Several areas of the building have also been customized to meet the needs of the special academies. These modifications include a television editing lab, control room and studio, as well as a radio studio on the first floor. Two classroom-kitchens were built on the 5th and 6th floors to accommodate the culinary arts program and a third is being planned for the 7th floor. The law program is housed in a custom-built courtroom and law library, complete with judge and witness benches and a jury box. The engineering and robotics program works in a competition-style field-of-play on the first floor.[39] [43] In the fall of 2013, a new museum opened on the 6th floor, highlighting the history and evolution of the school.

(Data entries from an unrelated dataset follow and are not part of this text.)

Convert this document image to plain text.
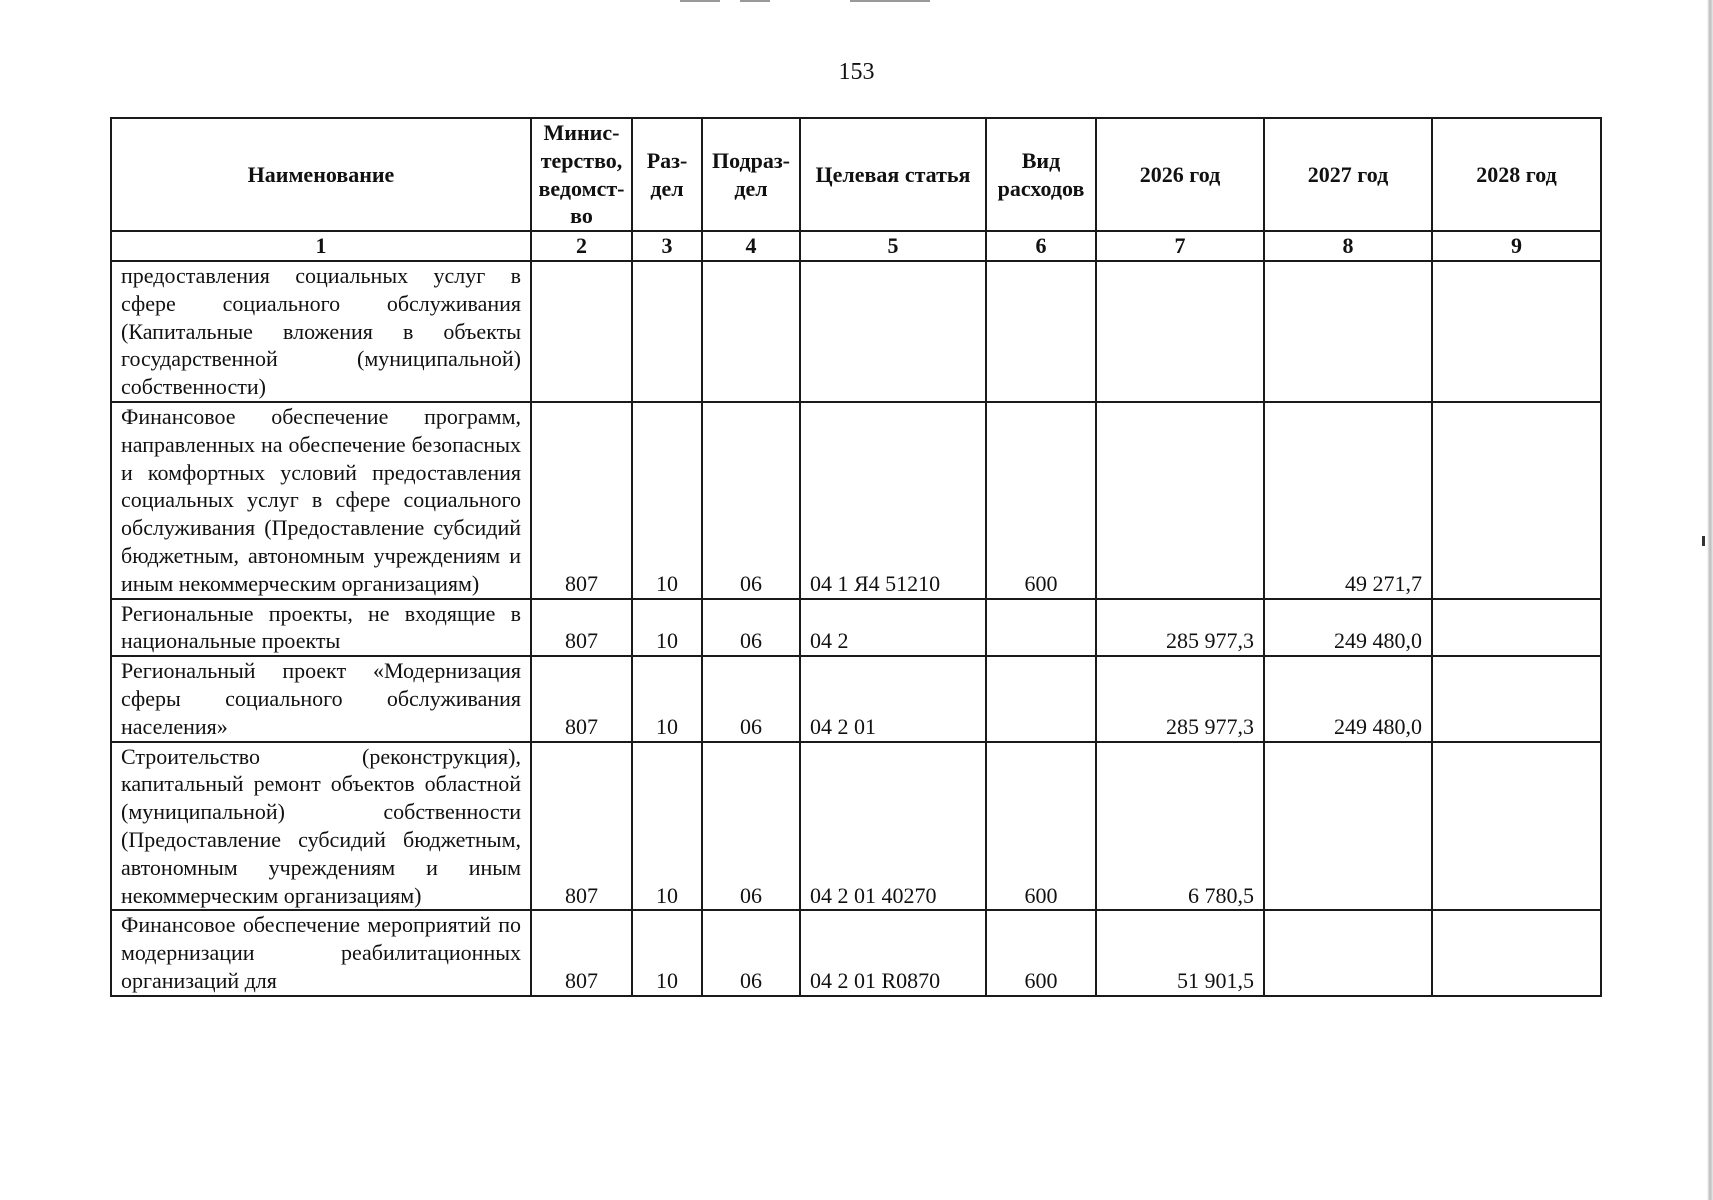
153
Наименование	Минис-терство, ведомст-во	Раз-дел	Подраз-дел	Целевая статья	Вид расходов	2026 год	2027 год	2028 год
1	2	3	4	5	6	7	8	9
предоставления социальных услуг в сфере социального обслуживания (Капитальные вложения в объекты государственной (муниципальной) собственности)								
Финансовое обеспечение программ, направленных на обеспечение безопасных и комфортных условий предоставления социальных услуг в сфере социального обслуживания (Предоставление субсидий бюджетным, автономным учреждениям и иным некоммерческим организациям)	807	10	06	04 1 Я4 51210	600		49 271,7	
Региональные проекты, не входящие в национальные проекты	807	10	06	04 2		285 977,3	249 480,0	
Региональный проект «Модернизация сферы социального обслуживания населения»	807	10	06	04 2 01		285 977,3	249 480,0	
Строительство (реконструкция), капитальный ремонт объектов областной (муниципальной) собственности (Предоставление субсидий бюджетным, автономным учреждениям и иным некоммерческим организациям)	807	10	06	04 2 01 40270	600	6 780,5		
Финансовое обеспечение мероприятий по модернизации реабилитационных организаций для	807	10	06	04 2 01 R0870	600	51 901,5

In May 2019, a lawsuit was filed against the city, the New York City Department of Education, and school administration for the wrongful death of 16-year-old student Mya Vizcarrondo-Rios. Vizcarrondo-Rios, who enrolled at the school in September 2017, was sexually assaulted by two male students in the school auditorium on February 28, 2018, and committed suicide later that same day by leaping to her death from the roof of her mother's 34-story Co-op City apartment building. She had been verbally and physically abused and bullied by other students from September 2017 to February 2018, and school officials failed to stop the bullying and notify her parents about the abuses their late daughter had endured.[45] The lawsuit states that she had been physically and verbally assaulted by other students after the sexual assault and also during the five months preceding her death, she had complained to school officials numerous times for help; however, no action was taken.[46]